The dollar index, which measures the greenback against six major currencies, rose on Friday and continued to climb slightly on Monday after U.S. business activity hit a 26-month high in June, according to the purchasing managers index data.

Despite Monday’s dip, both benchmark crude contracts saw approximately a 3% increase last week, driven by signs of stronger demand for oil products in the U.S., the world’s largest oil consumer, and OPEC+ production cuts. U.S. crude inventories declined while gasoline demand increased for the seventh consecutive week, with jet fuel consumption returning to 2019 levels, according to ANZ analysts.

ING analysts, led by Warren Patterson, reported that speculators are increasingly optimistic about oil prospects as summer approaches, with net-long positions in ICE Brent rising. The analysts noted that they expect the oil market to tighten in the third quarter due to a deficit.

Geopolitical risks are also supporting oil prices, with the Gaza crisis and increased Ukrainian drone attacks on Russian refineries adding to market uncertainty. In Ecuador, Petroecuador, the state oil company, declared force majeure over Napo heavy crude deliveries for export following the shutdown of a key pipeline and oil wells due to heavy rains.

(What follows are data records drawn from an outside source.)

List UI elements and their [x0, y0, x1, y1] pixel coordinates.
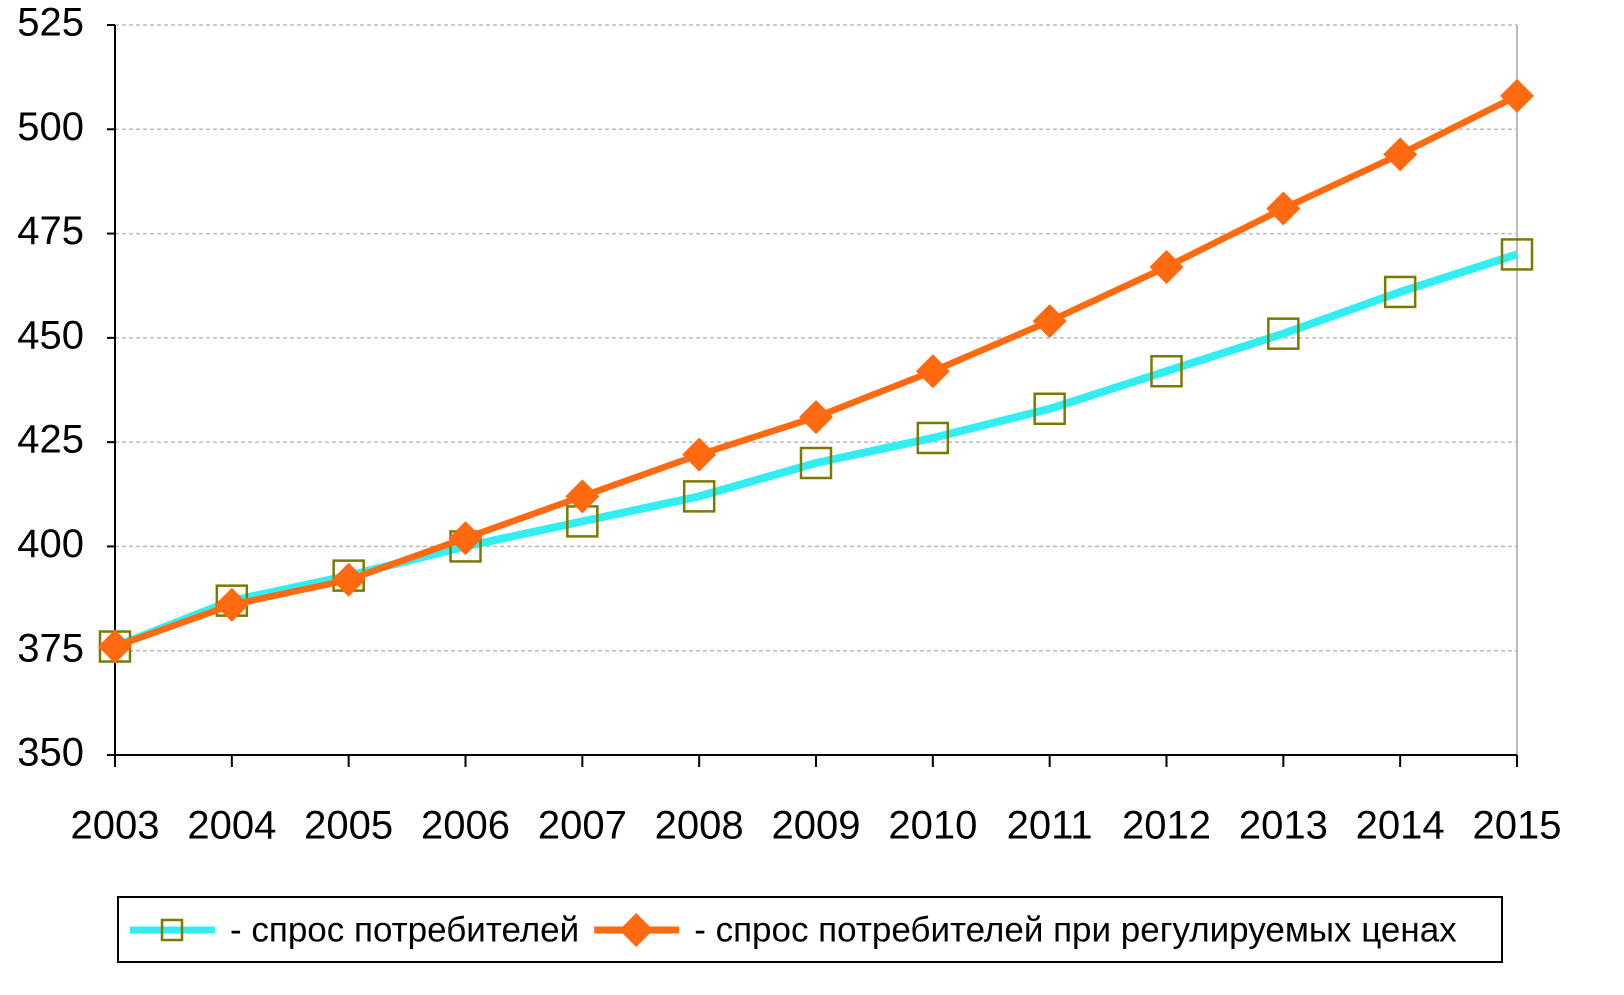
data-point	[1032, 304, 1067, 339]
x-tick-label: 2008	[655, 804, 744, 848]
y-tick-label: 425	[17, 418, 84, 462]
x-tick-label: 2006	[421, 804, 510, 848]
data-point	[565, 479, 600, 514]
legend-label: - спрос потребителей при регулируемых це…	[694, 910, 1457, 949]
y-tick-label: 375	[17, 626, 84, 670]
data-point	[1267, 317, 1300, 350]
y-tick-label: 450	[17, 313, 84, 357]
x-tick-label: 2015	[1473, 804, 1562, 848]
data-point	[799, 446, 833, 480]
x-tick-label: 2003	[71, 804, 160, 848]
y-tick-label: 500	[17, 105, 84, 149]
y-tick-label: 475	[17, 209, 84, 253]
x-tick-label: 2004	[187, 804, 276, 848]
x-tick-label: 2007	[538, 804, 627, 848]
data-point	[1150, 354, 1183, 388]
x-tick-label: 2011	[1007, 804, 1093, 848]
data-point	[915, 354, 950, 389]
data-point	[331, 562, 366, 597]
data-point	[214, 587, 249, 622]
data-point	[916, 421, 950, 455]
data-point	[1149, 249, 1184, 284]
data-point	[98, 629, 132, 664]
data-point	[1500, 238, 1534, 271]
data-point	[1383, 275, 1417, 309]
data-point	[1383, 137, 1418, 172]
x-tick-label: 2013	[1239, 804, 1328, 848]
legend-box	[117, 896, 1503, 963]
legend-marker	[160, 918, 184, 942]
y-tick-label: 400	[17, 522, 84, 566]
legend-marker	[619, 913, 654, 947]
data-point	[799, 400, 833, 435]
data-point	[448, 521, 483, 556]
y-tick-label: 525	[17, 1, 84, 45]
data-point	[1266, 191, 1301, 226]
x-tick-label: 2010	[888, 804, 977, 848]
data-point	[1500, 78, 1534, 113]
data-point	[1033, 392, 1066, 426]
x-tick-label: 2009	[772, 804, 861, 848]
legend-label: - спрос потребителей	[230, 910, 579, 949]
x-tick-label: 2012	[1122, 804, 1211, 848]
x-tick-label: 2014	[1356, 804, 1445, 848]
data-point	[682, 480, 716, 513]
x-tick-label: 2005	[304, 804, 393, 848]
data-point	[682, 437, 717, 472]
y-tick-label: 350	[17, 731, 84, 775]
series-line	[113, 93, 1519, 650]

In the U.S., the number of operating oil rigs dropped by three to 485 last week, the lowest count since January 2022, according to a report from Baker Hughes. This reduction in operational rigs further highlights the tight supply dynamics influencing the oil market.

Overall, while higher interest rates and a stronger dollar are putting downward pressure on oil prices, supply constraints and geopolitical tensions continue to provide underlying support. The balance between these factors will be crucial in determining oil price trends in the coming weeks.